Global salal production
Salal (Gaultheria shallon) is a low-growing shrub native to the west coast of North America. It is common in the Pacific Northwest, where it grows in the moist forest understory. Salal is an important commercial plant, with global production estimated at about 10,000 tonnes annually. The berries are used in a variety of food products, and the leaves are used for decoration or as a wrapping material. Salal is also grown as an ornamental plant.
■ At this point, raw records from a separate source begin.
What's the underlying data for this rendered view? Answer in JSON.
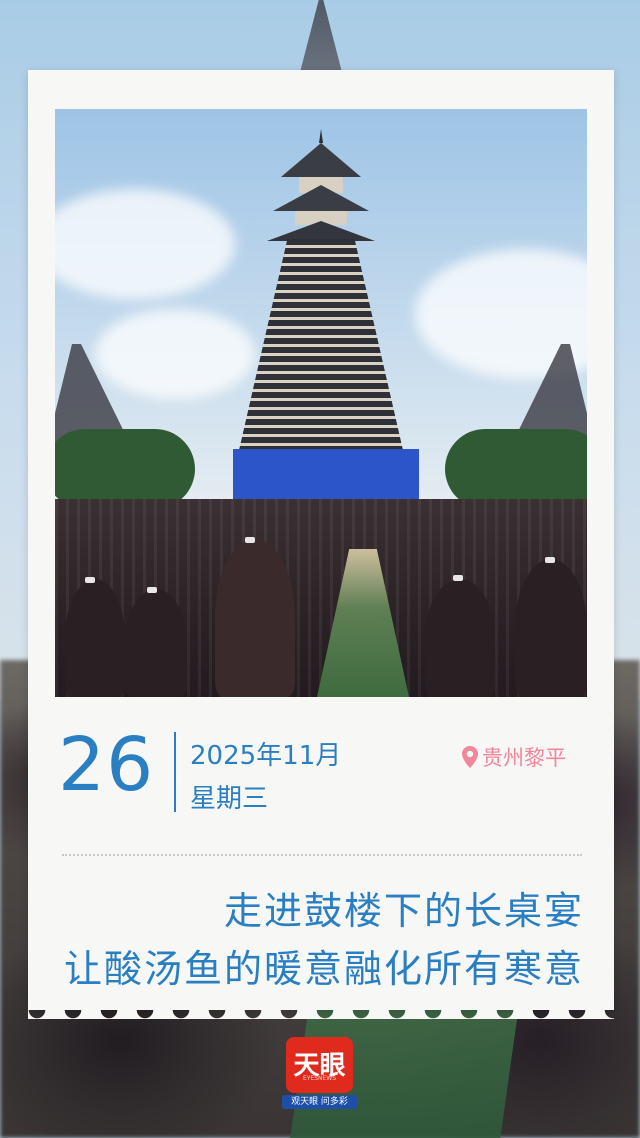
{
  "date": {
    "day": "26",
    "year_month": "2025年11月",
    "weekday": "星期三"
  },
  "location": {
    "text": "贵州黎平",
    "icon": "location-pin-icon"
  },
  "headline": {
    "line1": "走进鼓楼下的长桌宴",
    "line2": "让酸汤鱼的暖意融化所有寒意"
  },
  "logo": {
    "name": "天眼",
    "subtitle": "EYESNEWS",
    "slogan": "观天眼 问多彩"
  },
  "colors": {
    "accent": "#2a7fc3",
    "location": "#f0879a",
    "logo_red": "#e02a1e",
    "logo_blue": "#1e4fa8"
  }
}
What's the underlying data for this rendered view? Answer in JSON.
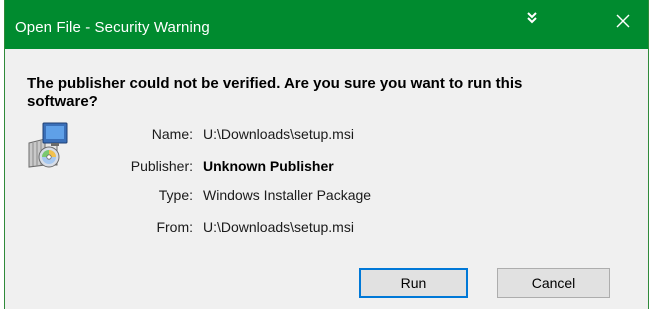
{
  "window": {
    "title": "Open File - Security Warning",
    "accent_color": "#008b2f"
  },
  "titlebar_icons": {
    "collapse": "double-chevron-down-icon",
    "close": "close-icon"
  },
  "message": {
    "heading": "The publisher could not be verified.  Are you sure you want to run this software?",
    "icon": "windows-installer-package-icon"
  },
  "details": [
    {
      "label": "Name:",
      "value": "U:\\Downloads\\setup.msi",
      "bold": false
    },
    {
      "label": "Publisher:",
      "value": "Unknown Publisher",
      "bold": true
    },
    {
      "label": "Type:",
      "value": "Windows Installer Package",
      "bold": false
    },
    {
      "label": "From:",
      "value": "U:\\Downloads\\setup.msi",
      "bold": false
    }
  ],
  "buttons": {
    "run": "Run",
    "cancel": "Cancel"
  }
}
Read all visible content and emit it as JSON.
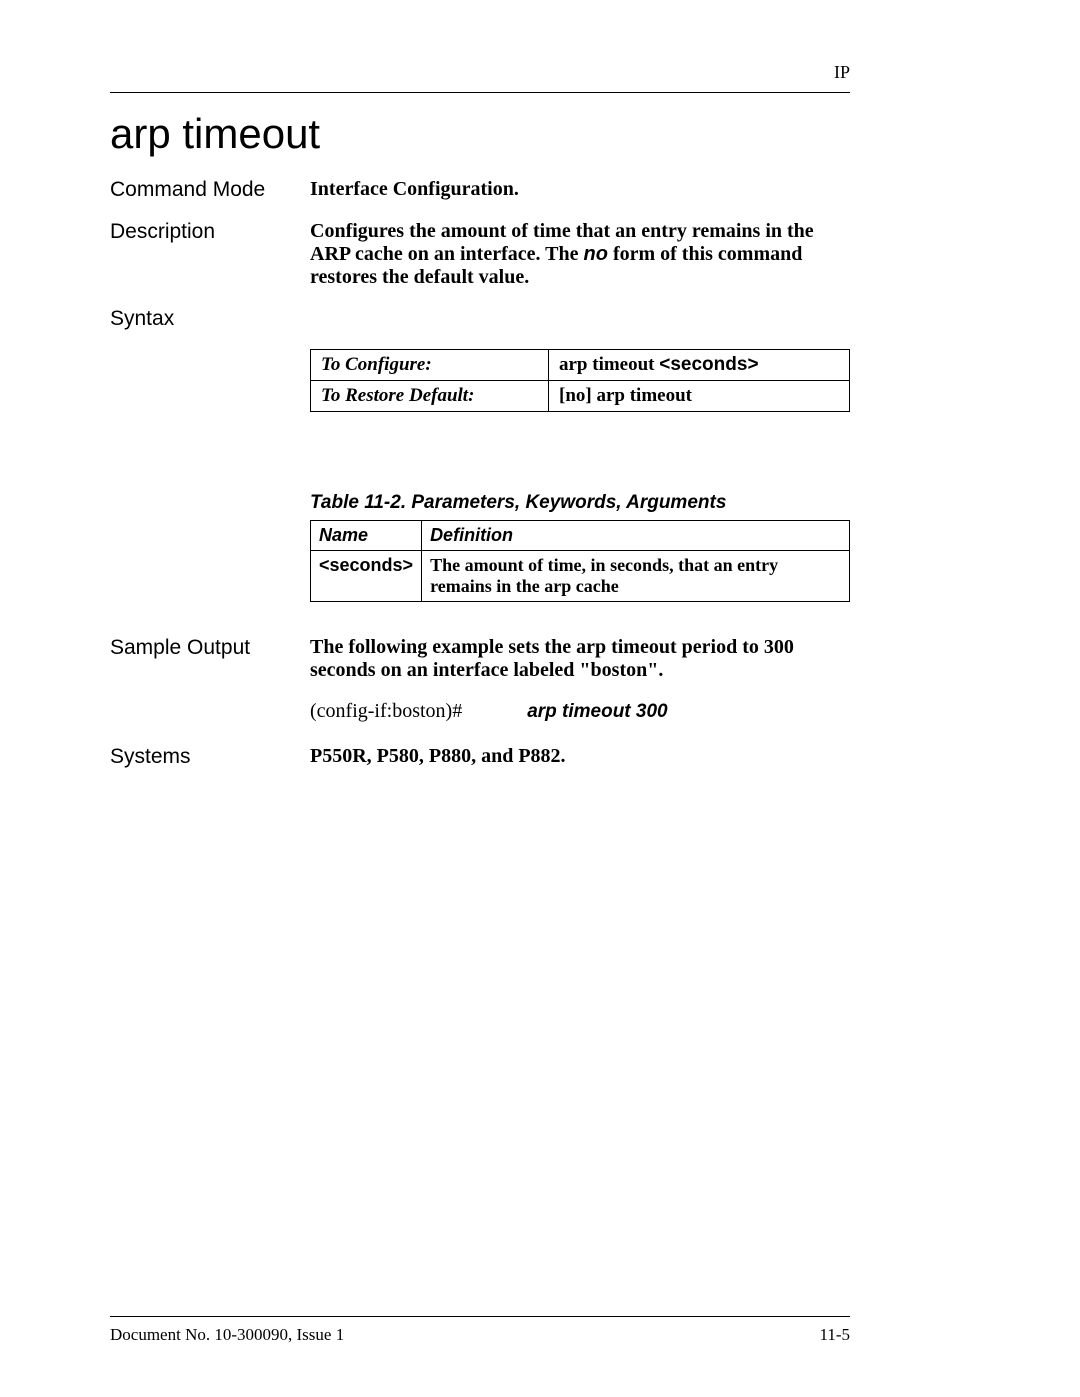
{
  "header": {
    "chapter": "IP"
  },
  "title": "arp timeout",
  "sections": {
    "command_mode": {
      "label": "Command Mode",
      "value": "Interface Configuration."
    },
    "description": {
      "label": "Description",
      "pre": "Configures the amount of time that an entry remains in the ARP cache on an interface. The ",
      "no": "no",
      "post": " form of this command restores the default value."
    },
    "syntax": {
      "label": "Syntax"
    },
    "sample_output": {
      "label": "Sample Output",
      "text": "The following example sets the arp timeout period to 300 seconds on an interface labeled \"boston\".",
      "prompt": "(config-if:boston)#",
      "command": "arp timeout 300"
    },
    "systems": {
      "label": "Systems",
      "value": "P550R, P580, P880, and P882."
    }
  },
  "syntax_table": {
    "configure": {
      "label": "To Configure:",
      "cmd_prefix": "arp timeout ",
      "cmd_arg": "<seconds>"
    },
    "restore": {
      "label": "To Restore Default:",
      "value": "[no] arp timeout"
    }
  },
  "param_table": {
    "caption": "Table 11-2. Parameters, Keywords, Arguments",
    "headers": {
      "name": "Name",
      "definition": "Definition"
    },
    "rows": [
      {
        "name": "<seconds>",
        "definition": "The amount of time, in seconds, that an entry remains in the arp cache"
      }
    ]
  },
  "footer": {
    "left": "Document No. 10-300090, Issue 1",
    "right": "11-5"
  }
}
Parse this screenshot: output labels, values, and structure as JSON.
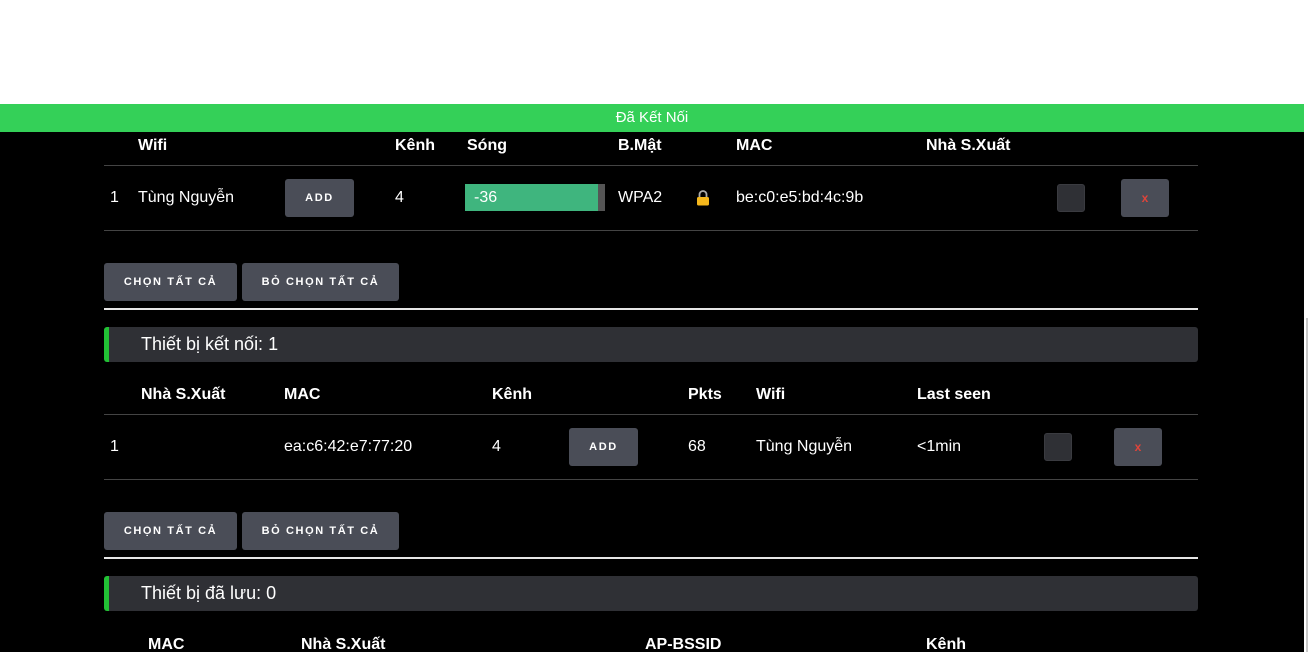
{
  "status_bar": {
    "text": "Đã Kết Nối",
    "color": "#34d058"
  },
  "ap_table": {
    "headers": {
      "wifi": "Wifi",
      "channel": "Kênh",
      "signal": "Sóng",
      "security": "B.Mật",
      "mac": "MAC",
      "vendor": "Nhà S.Xuất"
    },
    "rows": [
      {
        "index": "1",
        "wifi": "Tùng Nguyễn",
        "add_label": "ADD",
        "channel": "4",
        "signal": "-36",
        "signal_level": 0.95,
        "security": "WPA2",
        "lock_icon": "lock-icon",
        "mac": "be:c0:e5:bd:4c:9b",
        "vendor": "",
        "remove_label": "x"
      }
    ]
  },
  "ap_actions": {
    "select_all": "CHỌN TẤT CẢ",
    "deselect_all": "BỎ CHỌN TẤT CẢ"
  },
  "stations_section": {
    "title": "Thiết bị kết nối: 1"
  },
  "station_table": {
    "headers": {
      "vendor": "Nhà S.Xuất",
      "mac": "MAC",
      "channel": "Kênh",
      "pkts": "Pkts",
      "wifi": "Wifi",
      "last_seen": "Last seen"
    },
    "rows": [
      {
        "index": "1",
        "vendor": "",
        "mac": "ea:c6:42:e7:77:20",
        "channel": "4",
        "add_label": "ADD",
        "pkts": "68",
        "wifi": "Tùng Nguyễn",
        "last_seen": "<1min",
        "remove_label": "x"
      }
    ]
  },
  "station_actions": {
    "select_all": "CHỌN TẤT CẢ",
    "deselect_all": "BỎ CHỌN TẤT CẢ"
  },
  "saved_section": {
    "title": "Thiết bị đã lưu: 0"
  },
  "saved_table": {
    "headers": {
      "mac": "MAC",
      "vendor": "Nhà S.Xuất",
      "ap_bssid": "AP-BSSID",
      "channel": "Kênh"
    }
  },
  "colors": {
    "accent_green": "#22c135",
    "signal_green": "#3fb57e",
    "remove_red": "#e0443a",
    "button_gray": "#4a4d57"
  }
}
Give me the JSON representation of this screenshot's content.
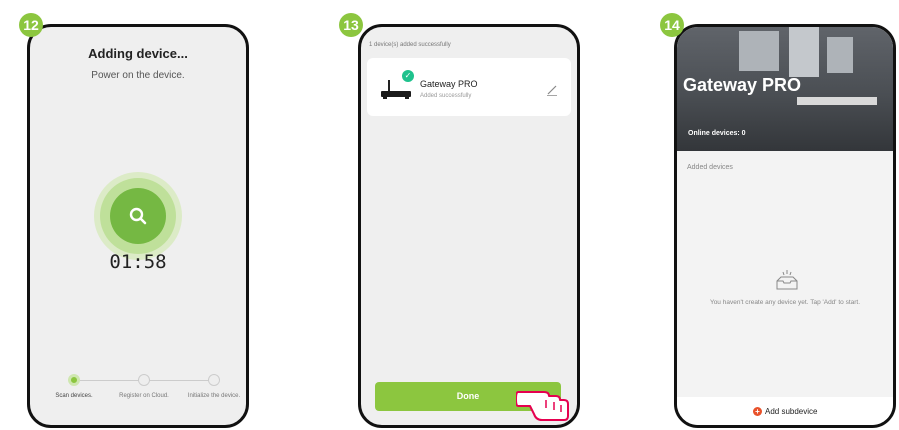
{
  "steps": {
    "s12": {
      "badge": "12",
      "title": "Adding device...",
      "subtitle": "Power on the device.",
      "timer": "01:58",
      "progress_steps": [
        "Scan devices.",
        "Register on Cloud.",
        "Initialize the device."
      ],
      "active_step": 1
    },
    "s13": {
      "badge": "13",
      "status": "1 device(s) added successfully",
      "device_name": "Gateway PRO",
      "device_status": "Added successfully",
      "done_label": "Done"
    },
    "s14": {
      "badge": "14",
      "title": "Gateway PRO",
      "online_devices": "Online devices: 0",
      "section_label": "Added devices",
      "empty_message": "You haven't create any device yet. Tap 'Add' to start.",
      "add_label": "Add subdevice"
    }
  },
  "colors": {
    "brand_green": "#8cc63f",
    "check_teal": "#1fc28d",
    "add_orange": "#e8522b"
  },
  "icons": [
    "search-icon",
    "check-icon",
    "edit-icon",
    "router-icon",
    "pointing-hand-icon",
    "empty-tray-icon",
    "plus-icon"
  ]
}
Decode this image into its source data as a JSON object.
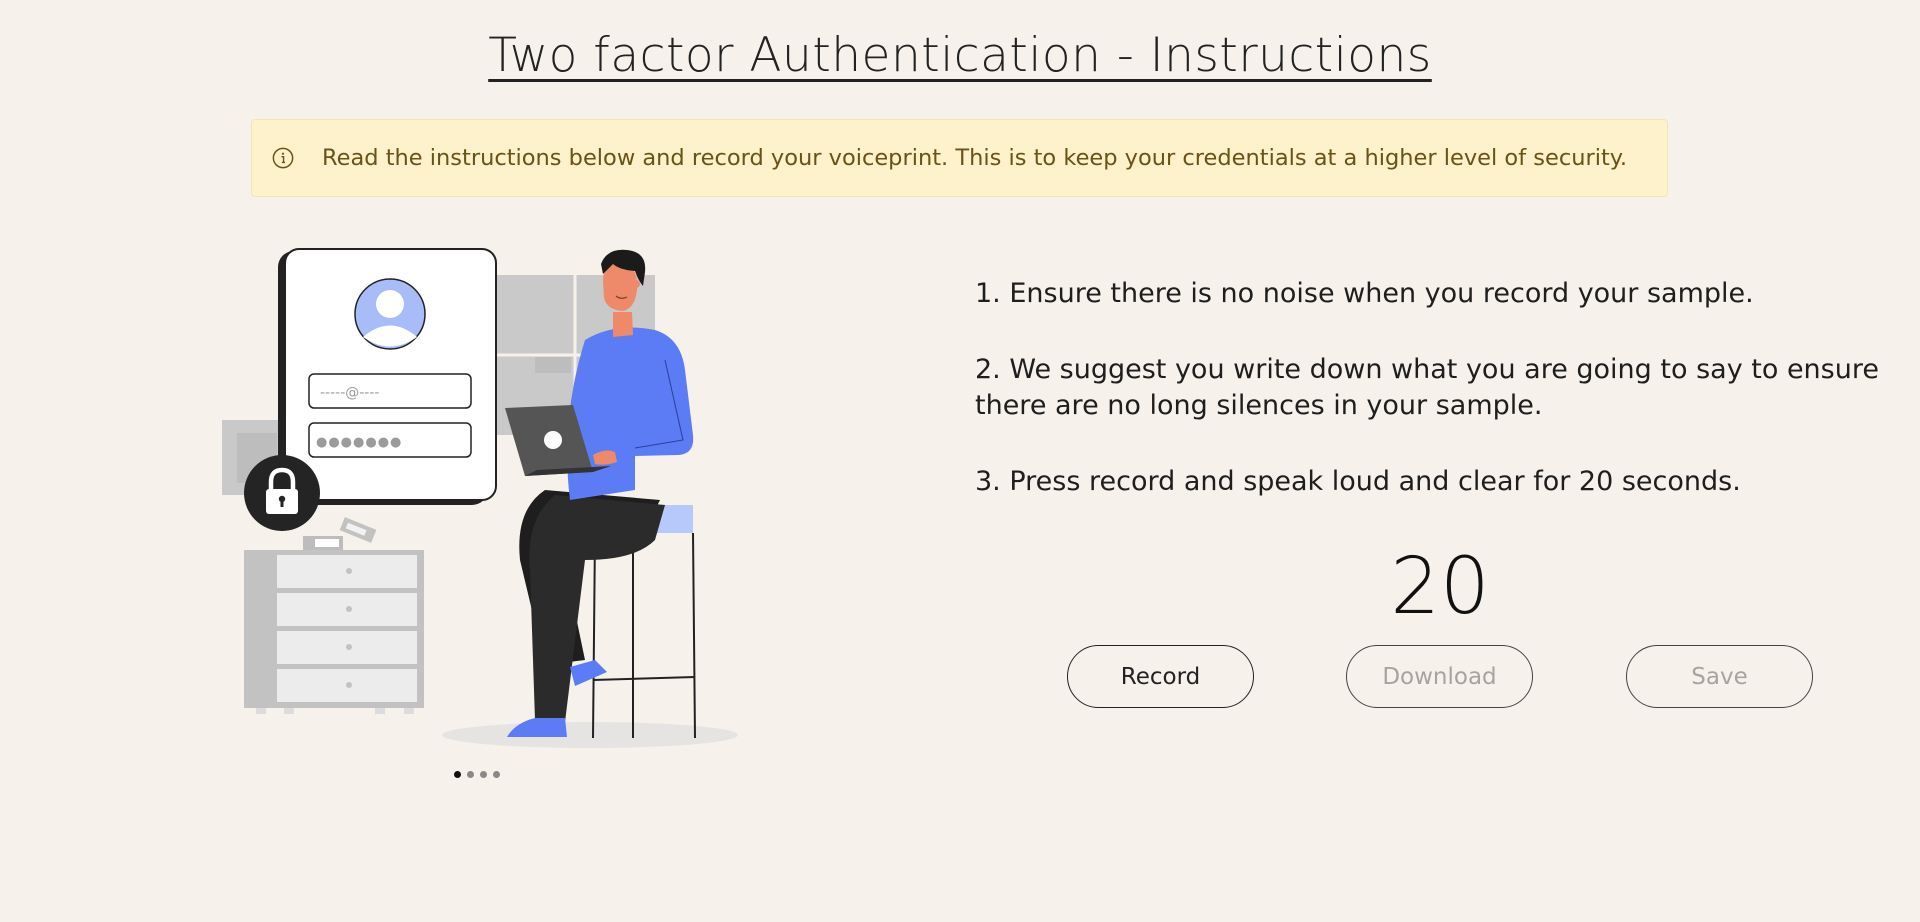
{
  "page": {
    "title": "Two factor Authentication - Instructions"
  },
  "alert": {
    "icon": "info-circle-icon",
    "text": "Read the instructions below and record your voiceprint. This is to keep your credentials at a higher level of security."
  },
  "illustration": {
    "email_placeholder": "-----@----",
    "password_dots": "●●●●●●●",
    "lock_icon": "lock-icon",
    "carousel_slide_count": 4,
    "carousel_active_index": 0
  },
  "instructions": [
    "1. Ensure there is no noise when you record your sample.",
    "2. We suggest you write down what you are going to say to ensure there are no long silences in your sample.",
    "3. Press record and speak loud and clear for 20 seconds."
  ],
  "countdown": "20",
  "buttons": {
    "record": "Record",
    "download": "Download",
    "save": "Save"
  },
  "colors": {
    "background": "#f6f1eb",
    "alert_bg": "#fdf2cc",
    "alert_text": "#6b5317",
    "accent_blue": "#5b7cf5",
    "disabled_text": "#a8a39e"
  }
}
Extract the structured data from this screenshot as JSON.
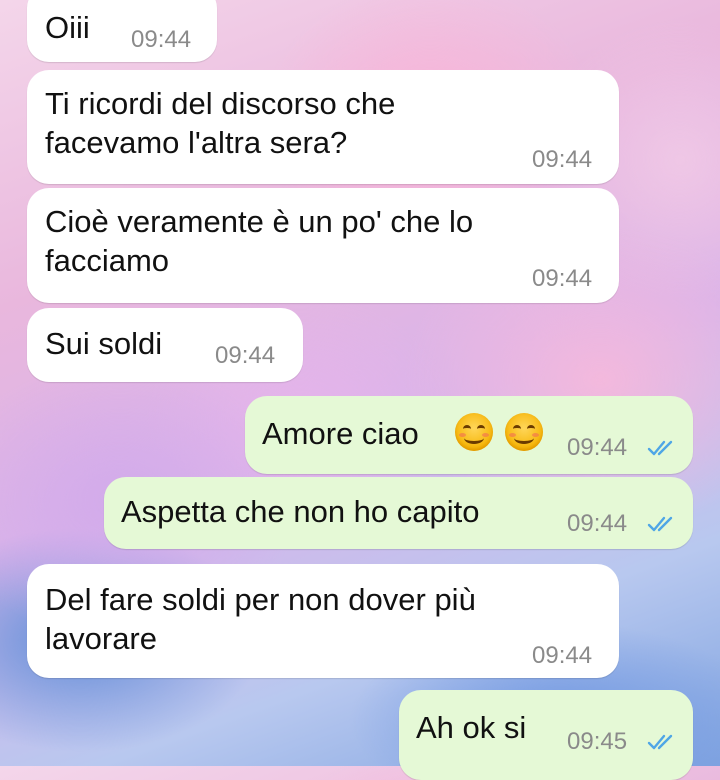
{
  "messages": [
    {
      "direction": "incoming",
      "text": "Oiii",
      "time": "09:44"
    },
    {
      "direction": "incoming",
      "text": "Ti ricordi del discorso che\nfacevamo l'altra sera?",
      "time": "09:44"
    },
    {
      "direction": "incoming",
      "text": "Cioè veramente è un po' che lo\nfacciamo",
      "time": "09:44"
    },
    {
      "direction": "incoming",
      "text": "Sui soldi",
      "time": "09:44"
    },
    {
      "direction": "outgoing",
      "text": "Amore ciao",
      "emoji": [
        "smiling-face-icon",
        "smiling-face-icon"
      ],
      "time": "09:44",
      "status": "read"
    },
    {
      "direction": "outgoing",
      "text": "Aspetta che non ho capito",
      "time": "09:44",
      "status": "read"
    },
    {
      "direction": "incoming",
      "text": "Del fare soldi per non dover più\nlavorare",
      "time": "09:44"
    },
    {
      "direction": "outgoing",
      "text": "Ah ok si",
      "time": "09:45",
      "status": "read"
    }
  ],
  "colors": {
    "incoming_bubble": "#ffffff",
    "outgoing_bubble": "#e5f9d6",
    "timestamp": "#8a8a8a",
    "read_ticks": "#4fa6e6"
  }
}
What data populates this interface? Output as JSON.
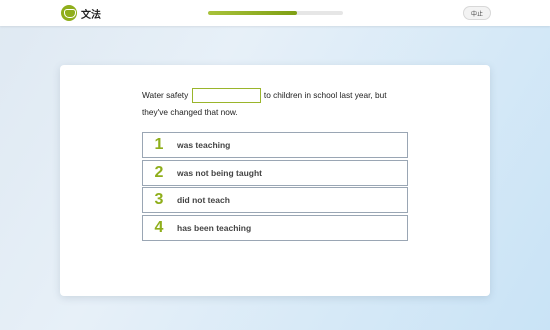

Salal is a low-growing shrub that typically reaches heights of 1-2 m (3-6 ft). The leaves are elliptical in shape and measure 5-12 cm (2-4.5 in) long and 3-6 cm (1-2.5 in) wide. The leaf margins are serrated, and the upper surface is dark green in color while the lower surface is paler. The flowers are white or pale pink, and they grow in clusters of 3-20. The fruit is a dark blue berry that measures 1-2 cm (0.4-0.8 in) in diameter.
Salal is native to the west coast of North America, where it grows in the moist forest understory. It is common in the Pacific Northwest, where it is often found growing in the shade of coniferous trees such as Douglas fir (Pseudotsuga menziesii) and western hemlock (Tsuga heterophylla). Salal is also found in coastal areas further south, including California and British Columbia.
Salal is an important commercial plant, with global production estimated at about 10,000 tonnes annually. The berries are used in a variety of food products, including jams, jellies, and pies. The leaves are used for decoration or as a wrapping material. Salal is also grown as an ornamental plant.